In order to use currently best fitting algorithms any Vivid Node instance communicates with one or many connected Vivid Store instances. The communication is initiated with an EVALUATION REQUEST for any connected Vivid Store. This request comprises (E1) an Algorithm Category, (E2) the used Data Type and (E3) the applied Evaluation Metric. Thereupon the connected Vivid Stores respectively use their evaluation lookup tables to respond to this request with an CODE OFFER. This includes the above given information, as well as (O1) an Evaluation Score and (O2) an Algorithm ID, which identifies the algorithm within the Store. The collection of all offers received by Vivid Node within a pre-defined time window are ranked by their evaluation scores.

Thereupon the highest ranked code offers are looked up in a local algorithm cache, by using the combination of the domain name of the store and the algorithm id. If this combination, however, could not be found, Vivid Node creates a CODE REQUEST to the respective store, which includes (C1) the Algorithm ID and (C2) a cryptographic token, that identifies the user. Finally, the transaction is finished, when the store responds to the code request with a CODE ANSWER. This answer depends on the authorization of the user: If the user is unknown or not allowed to receive the algorithm, the answer is constituted by (A1) the Algorithm ID and a respective (A2) Error Notification Flag. If the user, however is authorized the error flag is empty and the answer also comprises (A3) the encoded algorithm.
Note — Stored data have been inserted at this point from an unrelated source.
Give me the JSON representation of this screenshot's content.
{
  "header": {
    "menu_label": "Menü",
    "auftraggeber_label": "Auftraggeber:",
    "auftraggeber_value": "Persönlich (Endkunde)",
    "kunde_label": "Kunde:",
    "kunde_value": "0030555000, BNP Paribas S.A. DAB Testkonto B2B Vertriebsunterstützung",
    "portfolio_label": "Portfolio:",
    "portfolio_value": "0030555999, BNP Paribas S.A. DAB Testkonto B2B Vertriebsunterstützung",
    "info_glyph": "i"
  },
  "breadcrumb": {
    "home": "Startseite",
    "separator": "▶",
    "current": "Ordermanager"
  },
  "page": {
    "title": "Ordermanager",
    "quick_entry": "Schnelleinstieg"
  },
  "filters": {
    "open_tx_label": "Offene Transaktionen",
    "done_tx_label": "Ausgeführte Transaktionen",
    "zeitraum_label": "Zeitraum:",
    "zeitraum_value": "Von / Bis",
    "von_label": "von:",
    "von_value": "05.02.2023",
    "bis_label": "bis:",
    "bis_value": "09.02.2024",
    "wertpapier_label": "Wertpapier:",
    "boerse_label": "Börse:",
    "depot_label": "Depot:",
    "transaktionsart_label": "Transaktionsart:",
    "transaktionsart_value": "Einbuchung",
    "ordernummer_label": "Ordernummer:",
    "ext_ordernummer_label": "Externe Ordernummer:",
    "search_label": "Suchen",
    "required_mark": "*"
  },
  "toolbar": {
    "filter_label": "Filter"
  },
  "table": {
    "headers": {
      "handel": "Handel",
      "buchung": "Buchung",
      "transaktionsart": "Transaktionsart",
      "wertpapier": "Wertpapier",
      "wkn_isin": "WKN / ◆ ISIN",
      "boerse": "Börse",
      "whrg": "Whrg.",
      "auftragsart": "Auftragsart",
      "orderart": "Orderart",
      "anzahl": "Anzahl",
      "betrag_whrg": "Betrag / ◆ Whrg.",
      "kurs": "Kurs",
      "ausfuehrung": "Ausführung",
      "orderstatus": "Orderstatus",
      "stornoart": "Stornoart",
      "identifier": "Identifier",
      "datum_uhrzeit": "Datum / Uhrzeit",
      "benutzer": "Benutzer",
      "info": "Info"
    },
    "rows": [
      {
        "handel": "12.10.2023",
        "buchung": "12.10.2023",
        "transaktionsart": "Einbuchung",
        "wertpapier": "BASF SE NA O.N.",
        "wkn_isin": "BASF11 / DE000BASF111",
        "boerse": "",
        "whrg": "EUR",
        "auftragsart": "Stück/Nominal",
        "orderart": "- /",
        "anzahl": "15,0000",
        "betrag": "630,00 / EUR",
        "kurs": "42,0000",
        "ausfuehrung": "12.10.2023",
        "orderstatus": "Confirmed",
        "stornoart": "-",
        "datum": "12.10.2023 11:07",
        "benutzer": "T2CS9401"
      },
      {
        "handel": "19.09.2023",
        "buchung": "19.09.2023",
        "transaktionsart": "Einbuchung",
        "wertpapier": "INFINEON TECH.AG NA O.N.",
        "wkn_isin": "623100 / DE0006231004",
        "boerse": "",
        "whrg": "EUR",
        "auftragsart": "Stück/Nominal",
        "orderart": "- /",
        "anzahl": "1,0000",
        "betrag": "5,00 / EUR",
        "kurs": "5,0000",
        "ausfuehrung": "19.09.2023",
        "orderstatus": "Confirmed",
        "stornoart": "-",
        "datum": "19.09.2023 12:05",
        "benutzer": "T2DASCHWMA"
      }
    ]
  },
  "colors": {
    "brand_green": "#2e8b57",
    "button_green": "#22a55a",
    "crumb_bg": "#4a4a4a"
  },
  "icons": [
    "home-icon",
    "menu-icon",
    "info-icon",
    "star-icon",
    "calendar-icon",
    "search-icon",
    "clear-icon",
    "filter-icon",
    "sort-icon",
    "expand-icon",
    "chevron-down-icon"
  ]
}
At this point the idea of “currently best fitting” should be quite clear. The above description, however, conceals one essential detail that is necessary to share code between different organizations: For any instance and any collaboration partner, the algorithms of a given category are required to use the same data interface to be interchangeable! At this point, Vivid DB as a universal data mapper joins the team. Vivid Nodes as well as Vivid Stores use Vivid DB to connect to data sources. This allows collaborating organizations to share (or to offer) algorithms and code without the need to share data! Together the three components constitute the Vivid Code framework.

Chances and Applications

For enterprises the incorporation of customer and market information is getting more important. Consequently many enterprises extend their analytical tools in market research and decision support by business intelligence software. Usually, there are two options for the implementation of such projects: In house development and outsourcing by consultants. On closer perspective, however, it becomes apparent that both approaches share a common weakness of individual software: The high TCO. The Vivid Code framework provides a third option by minimizing the TCO through the synergy effects of automated collaborative data science. This allows to minimize the TCO of data analysis projects while keeping them state-of-the-art.

Collaboration between different organizations using the Vivid Code framework

As a data scientist imagine the following situation: The new postgraduate in your workgroup just released a gradient descent that outperforms the one you wrote some years ago by far. The bad news, however, is that nearly any single application in your lab uses your old algorithm. So the basic benefits of the Vivid Code framework in this situation should be quite clear: All your application automatically use the new algorithm. But now, let’s get one step beyond and imagine that your workgroup is interconnected with the algorithm catalogs of many other workgroups… To be quite honest: Personally this picture gives me the creeps.